Old Dad


Bianca called after she dropped my daughter off to meet a friend. Actually it's more of an acquaintance, not somebody she knows that well. "She said her cell phone isn't working so you can't call her on it," Bianca said. It's the first time since she's been with me that she didn't come home. I didn't sleep much. I got up early to look at the news online, where there was a story about shootings and stabbings at the Castro Street gathering. Was she there? Probably. I couldn't call her.

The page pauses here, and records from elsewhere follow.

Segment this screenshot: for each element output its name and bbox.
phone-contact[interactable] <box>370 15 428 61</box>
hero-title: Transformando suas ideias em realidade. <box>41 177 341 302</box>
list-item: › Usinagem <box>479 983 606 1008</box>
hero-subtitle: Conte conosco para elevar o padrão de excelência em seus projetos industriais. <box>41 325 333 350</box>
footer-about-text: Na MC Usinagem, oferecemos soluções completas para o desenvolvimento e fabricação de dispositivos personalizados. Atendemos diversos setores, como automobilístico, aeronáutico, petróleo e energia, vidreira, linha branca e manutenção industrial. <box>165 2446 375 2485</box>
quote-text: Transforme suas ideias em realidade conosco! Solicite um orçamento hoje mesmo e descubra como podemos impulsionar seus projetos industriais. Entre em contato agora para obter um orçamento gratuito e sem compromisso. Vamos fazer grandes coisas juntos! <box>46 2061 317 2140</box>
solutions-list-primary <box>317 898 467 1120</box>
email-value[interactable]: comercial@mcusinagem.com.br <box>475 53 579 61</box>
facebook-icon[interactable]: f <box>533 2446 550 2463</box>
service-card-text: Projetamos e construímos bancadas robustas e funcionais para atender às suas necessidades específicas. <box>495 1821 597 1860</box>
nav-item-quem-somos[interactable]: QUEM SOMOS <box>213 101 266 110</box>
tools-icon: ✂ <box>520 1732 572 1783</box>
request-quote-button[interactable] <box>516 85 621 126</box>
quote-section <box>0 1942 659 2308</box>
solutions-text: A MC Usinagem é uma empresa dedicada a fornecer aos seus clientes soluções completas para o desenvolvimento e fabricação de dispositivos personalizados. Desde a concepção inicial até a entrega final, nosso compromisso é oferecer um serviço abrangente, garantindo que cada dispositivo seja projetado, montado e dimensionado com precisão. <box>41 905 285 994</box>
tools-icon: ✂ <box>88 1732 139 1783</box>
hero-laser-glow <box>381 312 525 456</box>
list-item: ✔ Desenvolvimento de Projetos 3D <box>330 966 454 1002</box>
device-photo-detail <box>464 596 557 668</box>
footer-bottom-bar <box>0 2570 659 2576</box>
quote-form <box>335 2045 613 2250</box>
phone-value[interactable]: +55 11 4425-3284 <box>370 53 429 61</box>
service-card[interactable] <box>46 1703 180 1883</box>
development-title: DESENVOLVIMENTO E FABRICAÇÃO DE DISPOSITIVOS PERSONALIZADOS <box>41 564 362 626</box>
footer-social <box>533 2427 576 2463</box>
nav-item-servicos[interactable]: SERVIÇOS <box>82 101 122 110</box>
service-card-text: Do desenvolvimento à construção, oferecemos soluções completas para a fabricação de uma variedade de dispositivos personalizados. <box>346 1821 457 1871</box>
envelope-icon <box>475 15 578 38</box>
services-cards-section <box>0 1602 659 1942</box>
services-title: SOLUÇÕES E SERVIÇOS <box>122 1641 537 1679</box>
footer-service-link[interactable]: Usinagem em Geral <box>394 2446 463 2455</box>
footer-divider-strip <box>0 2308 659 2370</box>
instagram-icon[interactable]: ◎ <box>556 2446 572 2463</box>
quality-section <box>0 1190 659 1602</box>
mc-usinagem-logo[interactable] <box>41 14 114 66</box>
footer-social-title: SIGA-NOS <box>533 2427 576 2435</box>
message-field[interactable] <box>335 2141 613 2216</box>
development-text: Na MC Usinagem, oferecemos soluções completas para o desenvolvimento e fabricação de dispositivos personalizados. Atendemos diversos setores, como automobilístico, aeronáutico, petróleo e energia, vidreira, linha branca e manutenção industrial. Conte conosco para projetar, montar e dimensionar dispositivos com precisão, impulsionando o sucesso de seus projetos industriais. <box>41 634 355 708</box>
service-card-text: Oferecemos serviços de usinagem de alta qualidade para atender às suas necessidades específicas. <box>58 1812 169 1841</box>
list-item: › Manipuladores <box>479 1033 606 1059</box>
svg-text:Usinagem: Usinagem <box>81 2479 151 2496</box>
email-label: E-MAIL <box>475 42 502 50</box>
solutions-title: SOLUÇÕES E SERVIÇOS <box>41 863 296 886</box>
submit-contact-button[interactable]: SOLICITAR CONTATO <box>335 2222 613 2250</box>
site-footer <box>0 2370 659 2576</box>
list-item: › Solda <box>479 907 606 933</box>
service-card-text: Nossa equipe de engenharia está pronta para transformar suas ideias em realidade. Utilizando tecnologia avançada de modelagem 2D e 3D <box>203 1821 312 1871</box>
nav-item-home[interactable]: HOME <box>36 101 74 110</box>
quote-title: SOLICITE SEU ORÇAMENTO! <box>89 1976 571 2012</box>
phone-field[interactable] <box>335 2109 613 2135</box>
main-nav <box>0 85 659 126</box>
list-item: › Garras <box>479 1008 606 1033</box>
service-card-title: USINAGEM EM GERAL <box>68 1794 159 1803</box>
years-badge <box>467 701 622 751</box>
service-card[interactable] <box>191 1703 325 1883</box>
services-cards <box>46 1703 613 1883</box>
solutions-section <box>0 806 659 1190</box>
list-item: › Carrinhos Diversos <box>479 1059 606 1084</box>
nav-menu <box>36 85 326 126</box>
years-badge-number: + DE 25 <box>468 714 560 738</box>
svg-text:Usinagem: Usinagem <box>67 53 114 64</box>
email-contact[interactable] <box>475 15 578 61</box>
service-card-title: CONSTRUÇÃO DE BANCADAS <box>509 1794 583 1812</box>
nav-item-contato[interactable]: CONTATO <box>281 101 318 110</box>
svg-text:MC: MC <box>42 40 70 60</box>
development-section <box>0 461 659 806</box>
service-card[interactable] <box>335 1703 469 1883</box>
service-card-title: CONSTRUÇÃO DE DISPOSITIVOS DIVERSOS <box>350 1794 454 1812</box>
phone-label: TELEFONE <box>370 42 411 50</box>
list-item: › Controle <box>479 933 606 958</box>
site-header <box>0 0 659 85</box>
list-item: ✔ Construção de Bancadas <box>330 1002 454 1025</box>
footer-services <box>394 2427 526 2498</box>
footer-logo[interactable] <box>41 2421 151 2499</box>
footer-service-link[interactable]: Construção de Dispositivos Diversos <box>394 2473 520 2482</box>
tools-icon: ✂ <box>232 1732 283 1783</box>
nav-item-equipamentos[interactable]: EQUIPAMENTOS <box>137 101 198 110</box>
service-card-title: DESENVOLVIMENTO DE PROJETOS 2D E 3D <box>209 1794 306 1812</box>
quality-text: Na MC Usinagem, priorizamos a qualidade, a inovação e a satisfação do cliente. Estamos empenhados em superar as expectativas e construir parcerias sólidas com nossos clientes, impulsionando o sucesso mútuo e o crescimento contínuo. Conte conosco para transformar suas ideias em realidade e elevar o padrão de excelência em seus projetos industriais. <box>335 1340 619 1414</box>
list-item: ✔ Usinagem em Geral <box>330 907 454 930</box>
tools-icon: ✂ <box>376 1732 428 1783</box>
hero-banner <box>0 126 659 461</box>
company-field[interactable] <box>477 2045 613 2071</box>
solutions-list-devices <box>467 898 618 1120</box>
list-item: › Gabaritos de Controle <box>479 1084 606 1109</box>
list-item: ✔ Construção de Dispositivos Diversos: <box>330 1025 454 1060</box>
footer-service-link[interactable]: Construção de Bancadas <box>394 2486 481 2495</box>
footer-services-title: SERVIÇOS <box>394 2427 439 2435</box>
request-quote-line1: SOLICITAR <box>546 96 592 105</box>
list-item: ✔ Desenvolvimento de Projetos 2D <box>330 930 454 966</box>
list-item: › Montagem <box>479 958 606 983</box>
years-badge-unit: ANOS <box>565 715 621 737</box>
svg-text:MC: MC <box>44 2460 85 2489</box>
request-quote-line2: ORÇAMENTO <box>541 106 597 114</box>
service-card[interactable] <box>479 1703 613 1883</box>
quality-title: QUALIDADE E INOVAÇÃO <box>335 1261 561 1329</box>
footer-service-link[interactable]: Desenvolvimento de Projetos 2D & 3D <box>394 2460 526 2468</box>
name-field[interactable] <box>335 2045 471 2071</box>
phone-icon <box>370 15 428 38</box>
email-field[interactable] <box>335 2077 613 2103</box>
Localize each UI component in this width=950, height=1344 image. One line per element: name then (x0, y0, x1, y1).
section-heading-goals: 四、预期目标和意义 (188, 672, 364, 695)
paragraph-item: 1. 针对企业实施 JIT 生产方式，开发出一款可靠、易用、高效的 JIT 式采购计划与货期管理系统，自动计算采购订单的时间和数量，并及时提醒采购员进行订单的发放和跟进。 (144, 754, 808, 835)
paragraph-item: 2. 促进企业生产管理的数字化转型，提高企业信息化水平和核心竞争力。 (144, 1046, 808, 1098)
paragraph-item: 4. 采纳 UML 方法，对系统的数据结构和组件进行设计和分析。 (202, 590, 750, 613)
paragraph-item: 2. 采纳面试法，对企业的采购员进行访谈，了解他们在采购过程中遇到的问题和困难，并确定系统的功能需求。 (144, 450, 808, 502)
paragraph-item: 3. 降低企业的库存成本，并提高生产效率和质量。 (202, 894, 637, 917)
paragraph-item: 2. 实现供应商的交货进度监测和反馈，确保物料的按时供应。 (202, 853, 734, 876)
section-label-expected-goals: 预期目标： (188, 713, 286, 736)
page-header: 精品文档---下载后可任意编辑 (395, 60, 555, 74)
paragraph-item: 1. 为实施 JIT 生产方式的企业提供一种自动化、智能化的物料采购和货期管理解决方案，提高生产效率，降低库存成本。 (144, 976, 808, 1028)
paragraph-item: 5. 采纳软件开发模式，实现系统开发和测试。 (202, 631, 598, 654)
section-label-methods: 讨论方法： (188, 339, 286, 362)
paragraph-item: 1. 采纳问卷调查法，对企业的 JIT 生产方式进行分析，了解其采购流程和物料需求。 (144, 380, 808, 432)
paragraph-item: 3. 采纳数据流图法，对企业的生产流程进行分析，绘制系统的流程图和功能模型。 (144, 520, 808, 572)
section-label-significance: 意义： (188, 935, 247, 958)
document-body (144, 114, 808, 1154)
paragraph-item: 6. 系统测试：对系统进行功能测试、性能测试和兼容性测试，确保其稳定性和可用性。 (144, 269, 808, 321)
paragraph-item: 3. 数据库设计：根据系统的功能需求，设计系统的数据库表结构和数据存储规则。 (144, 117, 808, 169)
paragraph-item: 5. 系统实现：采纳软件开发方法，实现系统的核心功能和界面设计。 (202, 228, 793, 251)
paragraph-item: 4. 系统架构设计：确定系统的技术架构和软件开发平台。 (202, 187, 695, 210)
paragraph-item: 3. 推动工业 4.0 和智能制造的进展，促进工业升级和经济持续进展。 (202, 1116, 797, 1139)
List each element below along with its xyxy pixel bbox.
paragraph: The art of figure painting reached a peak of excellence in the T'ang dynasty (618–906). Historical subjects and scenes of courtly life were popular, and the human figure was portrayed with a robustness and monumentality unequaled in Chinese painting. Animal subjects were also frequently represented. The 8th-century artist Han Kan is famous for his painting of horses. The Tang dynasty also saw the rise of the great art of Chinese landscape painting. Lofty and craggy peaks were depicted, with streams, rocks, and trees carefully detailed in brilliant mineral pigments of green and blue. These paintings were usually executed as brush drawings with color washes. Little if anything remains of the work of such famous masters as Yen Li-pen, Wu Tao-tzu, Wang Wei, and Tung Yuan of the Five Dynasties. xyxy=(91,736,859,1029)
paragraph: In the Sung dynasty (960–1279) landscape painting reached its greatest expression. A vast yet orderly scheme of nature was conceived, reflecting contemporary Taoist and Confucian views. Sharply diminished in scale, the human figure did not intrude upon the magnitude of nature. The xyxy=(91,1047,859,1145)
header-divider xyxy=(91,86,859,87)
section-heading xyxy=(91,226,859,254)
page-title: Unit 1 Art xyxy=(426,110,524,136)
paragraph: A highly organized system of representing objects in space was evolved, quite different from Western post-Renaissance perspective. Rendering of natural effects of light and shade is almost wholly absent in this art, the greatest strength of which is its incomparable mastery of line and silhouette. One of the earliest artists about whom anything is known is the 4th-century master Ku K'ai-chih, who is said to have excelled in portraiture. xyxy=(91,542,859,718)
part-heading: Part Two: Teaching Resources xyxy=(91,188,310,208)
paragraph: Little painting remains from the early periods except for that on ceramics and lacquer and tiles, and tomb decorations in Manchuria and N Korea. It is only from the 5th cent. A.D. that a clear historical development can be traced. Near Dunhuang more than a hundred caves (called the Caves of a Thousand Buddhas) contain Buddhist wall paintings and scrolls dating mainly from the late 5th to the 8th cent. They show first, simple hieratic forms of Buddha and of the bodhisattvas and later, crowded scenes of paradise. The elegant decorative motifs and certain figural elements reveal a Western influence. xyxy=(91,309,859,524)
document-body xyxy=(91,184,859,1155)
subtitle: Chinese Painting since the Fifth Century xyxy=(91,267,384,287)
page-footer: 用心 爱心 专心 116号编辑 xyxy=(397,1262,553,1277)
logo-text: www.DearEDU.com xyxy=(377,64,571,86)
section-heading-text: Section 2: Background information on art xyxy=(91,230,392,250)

It wasn't that I think her phone really doesn't work. It might and it might not. She might just be saying, "Do not call me please." And I remind myself, "There when you need me and not when you don't." And another voice says, "Get a job as a waiter. Jim Dandy to the rescue."

One of the things I've always tried to teach her is that everything is balance, and that vice is simply virtue taken too far. Generous gradually becomes profligate; confidence can become rash and friendly can become vulgar.

When the Roman officer came to pick up Jesus and run him in on charges of terrorist activities, he said, "I don't want to do this, but I'm just a soldier, and when those above me say, 'Do this,' I do it, and when to those below me I say, 'Do this,' they do it." And Christ said, "Never have I seen such faith." I don't know what faith is other than finding the path between what is essentially a pattern in one direction or another. When you are outside a patterned response you look for one.

"Actually, they just come up to try and resolve the impasse. Don't make an impasse and they'll leave you alone."

"Who are you?"

"Pistis Sophia."

I get up and fix myself a cup of coffee. One part of me is confident that the kid is okay because there is no kid there. It's a woman; another adult. That part is the man who turns loose of the child because the child has passed into adulthood. The other, curiously enough, thinks that she should have called or text messaged or something. And a third, almost unnoticed in the tension between them, re-reads an email from a woman who is in counseling with her husband, and wondering how to get through being married. She wrote, "I don't want to be any certain way.  I don't even know what I am thinking I might like to do, I just know that whatever it is, I don't want it monitored."

Do I want to monitor what she's doing? No. But if I don't make sure she's okay, Old Dad will worry.

"Oh. It's not you, it's Old Dad?"

"Yea. Old Dad. You know. He's a lot like grandpa."

So I go ahead and call her, and she answers. "We were out pretty late so I just stayed over here instead of trying to get a cab home." I keep it quick and light.

What she needs isn't me. It's freedom from being monitored. Oh, well. I learn these things in baby steps.